Most people understand that bankruptcy clears unsecured debts like credit cards and medical bills. However, misunderstandings remain about discharging tax debt with bankruptcy. In reality, bankruptcy can clear some tax debts that are owed to the IRS or another tax authority. It’s critical to understand that certain taxes aren’t eligible for this relief, and it is not always easy to determine which are eligible and which are not.
Conditions under which tax debt may be discharged
It is possible for filing bankruptcy to discharge state and federal tax debts, but only if certain conditions are met, including the following:
- The tax debt is at least three years old or older.
- Assessment of the tax is a minimum of 240 days old.
- Tax returns were timely and correctly filed.
- Tax debt is either income tax or, in some cases, property taxes.

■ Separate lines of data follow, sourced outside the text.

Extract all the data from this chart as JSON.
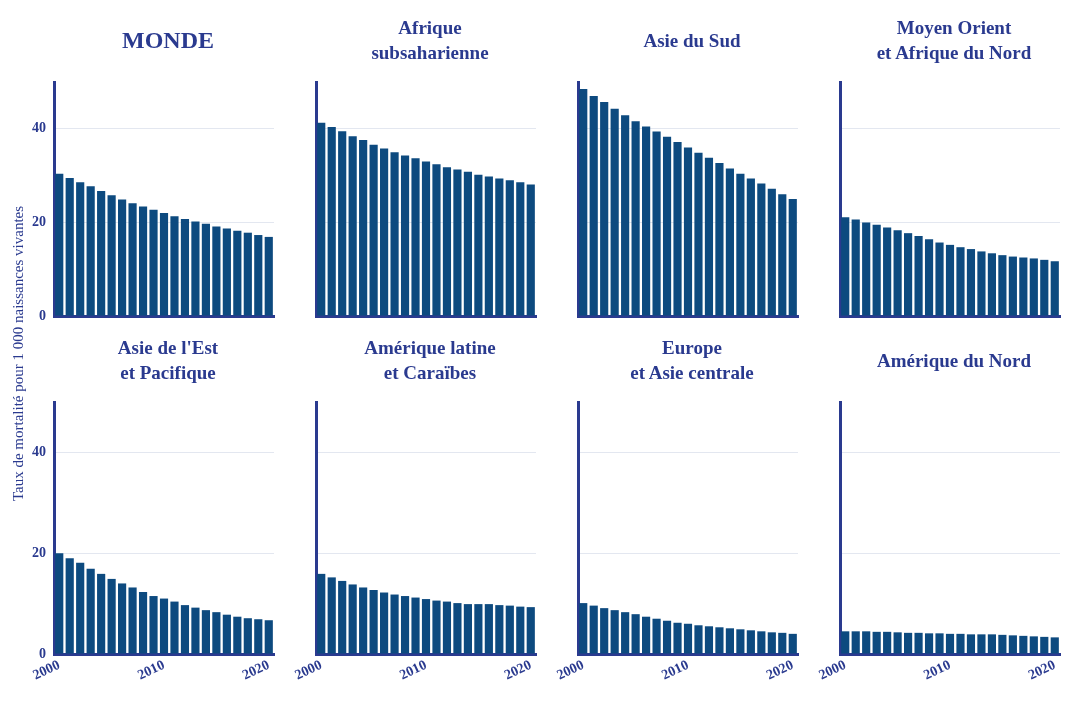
{
  "chart_data": [
    {
      "type": "bar",
      "title": "MONDE",
      "ylabel": "Taux de mortalité pour 1 000 naissances vivantes",
      "categories": [
        "2000",
        null,
        null,
        null,
        null,
        null,
        null,
        null,
        null,
        null,
        "2010",
        null,
        null,
        null,
        null,
        null,
        null,
        null,
        null,
        null,
        "2020"
      ],
      "values": [
        30.4,
        29.5,
        28.6,
        27.7,
        26.7,
        25.8,
        24.9,
        24.1,
        23.4,
        22.7,
        22.0,
        21.3,
        20.7,
        20.2,
        19.7,
        19.1,
        18.7,
        18.2,
        17.8,
        17.3,
        16.9
      ],
      "color": "#0d4a7f",
      "ylim": [
        0,
        50
      ],
      "yticks": [
        0,
        20,
        40
      ],
      "grid": "y",
      "tick_labels": "y"
    },
    {
      "type": "bar",
      "title": "Afrique\nsubsaharienne",
      "categories": [
        "2000",
        null,
        null,
        null,
        null,
        null,
        null,
        null,
        null,
        null,
        "2010",
        null,
        null,
        null,
        null,
        null,
        null,
        null,
        null,
        null,
        "2020"
      ],
      "values": [
        41.3,
        40.4,
        39.5,
        38.4,
        37.6,
        36.6,
        35.8,
        35.0,
        34.3,
        33.7,
        33.0,
        32.4,
        31.8,
        31.3,
        30.8,
        30.2,
        29.8,
        29.4,
        29.0,
        28.6,
        28.1
      ],
      "color": "#0d4a7f",
      "ylim": [
        0,
        50
      ],
      "yticks": [
        0,
        20,
        40
      ],
      "grid": "y",
      "tick_labels": false
    },
    {
      "type": "bar",
      "title": "Asie du Sud",
      "categories": [
        "2000",
        null,
        null,
        null,
        null,
        null,
        null,
        null,
        null,
        null,
        "2010",
        null,
        null,
        null,
        null,
        null,
        null,
        null,
        null,
        null,
        "2020"
      ],
      "values": [
        48.5,
        47.0,
        45.7,
        44.3,
        42.9,
        41.6,
        40.5,
        39.4,
        38.3,
        37.2,
        36.0,
        34.9,
        33.8,
        32.7,
        31.5,
        30.4,
        29.4,
        28.3,
        27.2,
        26.0,
        25.0
      ],
      "color": "#0d4a7f",
      "ylim": [
        0,
        50
      ],
      "yticks": [
        0,
        20,
        40
      ],
      "grid": "y",
      "tick_labels": false
    },
    {
      "type": "bar",
      "title": "Moyen Orient\net Afrique du Nord",
      "categories": [
        "2000",
        null,
        null,
        null,
        null,
        null,
        null,
        null,
        null,
        null,
        "2010",
        null,
        null,
        null,
        null,
        null,
        null,
        null,
        null,
        null,
        "2020"
      ],
      "values": [
        21.1,
        20.6,
        20.0,
        19.5,
        18.9,
        18.3,
        17.7,
        17.1,
        16.4,
        15.7,
        15.2,
        14.7,
        14.3,
        13.8,
        13.4,
        13.0,
        12.7,
        12.5,
        12.3,
        12.0,
        11.7
      ],
      "color": "#0d4a7f",
      "ylim": [
        0,
        50
      ],
      "yticks": [
        0,
        20,
        40
      ],
      "grid": "y",
      "tick_labels": false
    },
    {
      "type": "bar",
      "title": "Asie de l'Est\net Pacifique",
      "categories": [
        "2000",
        null,
        null,
        null,
        null,
        null,
        null,
        null,
        null,
        null,
        "2010",
        null,
        null,
        null,
        null,
        null,
        null,
        null,
        null,
        null,
        "2020"
      ],
      "values": [
        20.0,
        19.0,
        18.1,
        16.9,
        15.9,
        14.9,
        14.0,
        13.2,
        12.3,
        11.5,
        11.0,
        10.4,
        9.7,
        9.2,
        8.7,
        8.3,
        7.8,
        7.4,
        7.1,
        6.9,
        6.7
      ],
      "color": "#0d4a7f",
      "ylim": [
        0,
        50
      ],
      "yticks": [
        0,
        20,
        40
      ],
      "grid": "y"
    },
    {
      "type": "bar",
      "title": "Amérique latine\net Caraïbes",
      "categories": [
        "2000",
        null,
        null,
        null,
        null,
        null,
        null,
        null,
        null,
        null,
        "2010",
        null,
        null,
        null,
        null,
        null,
        null,
        null,
        null,
        null,
        "2020"
      ],
      "values": [
        15.9,
        15.2,
        14.5,
        13.8,
        13.2,
        12.7,
        12.2,
        11.8,
        11.5,
        11.2,
        10.9,
        10.6,
        10.4,
        10.1,
        9.9,
        9.9,
        9.9,
        9.7,
        9.6,
        9.4,
        9.3
      ],
      "color": "#0d4a7f",
      "ylim": [
        0,
        50
      ],
      "yticks": [
        0,
        20,
        40
      ],
      "grid": "y",
      "tick_labels": "x"
    },
    {
      "type": "bar",
      "title": "Europe\net Asie centrale",
      "categories": [
        "2000",
        null,
        null,
        null,
        null,
        null,
        null,
        null,
        null,
        null,
        "2010",
        null,
        null,
        null,
        null,
        null,
        null,
        null,
        null,
        null,
        "2020"
      ],
      "values": [
        10.1,
        9.6,
        9.1,
        8.7,
        8.3,
        7.9,
        7.4,
        7.0,
        6.6,
        6.2,
        6.0,
        5.7,
        5.5,
        5.3,
        5.1,
        4.9,
        4.7,
        4.5,
        4.3,
        4.2,
        4.0
      ],
      "color": "#0d4a7f",
      "ylim": [
        0,
        50
      ],
      "yticks": [
        0,
        20,
        40
      ],
      "grid": "y",
      "tick_labels": "x"
    },
    {
      "type": "bar",
      "title": "Amérique du Nord",
      "categories": [
        "2000",
        null,
        null,
        null,
        null,
        null,
        null,
        null,
        null,
        null,
        "2010",
        null,
        null,
        null,
        null,
        null,
        null,
        null,
        null,
        null,
        "2020"
      ],
      "values": [
        4.5,
        4.5,
        4.5,
        4.4,
        4.4,
        4.3,
        4.2,
        4.2,
        4.1,
        4.1,
        4.0,
        4.0,
        3.9,
        3.9,
        3.9,
        3.8,
        3.7,
        3.6,
        3.5,
        3.4,
        3.3
      ],
      "color": "#0d4a7f",
      "ylim": [
        0,
        50
      ],
      "yticks": [
        0,
        20,
        40
      ],
      "grid": "y",
      "tick_labels": "x"
    }
  ]
}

Note that it’s generally not possible to discharge taxes on sales, payroll and employment. Similarly, tax penalties cannot be cleared with bankruptcy.
Bankruptcy may limit the power of the IRS
The IRS and other tax authorities have considerable power to collect balances that are past due. Among the actions that the IRS may take against people include garnishing wages, seizing property or placing liens.
Filing for Chapter 7 or Chapter 13 bankruptcy may place limits on the collection options that are available to the IRS. Upon filing bankruptcy, an automatic stay is put in place. This means that no creditor, even the IRS, can continue with collection attempts while the stay is active.
With bankruptcy, an extension to pay more recent tax debts over three to five years can be arranged while other tax debts can be erased.
Owing back taxes is stressful, but bankruptcy can be a common-sense solution that brings relief.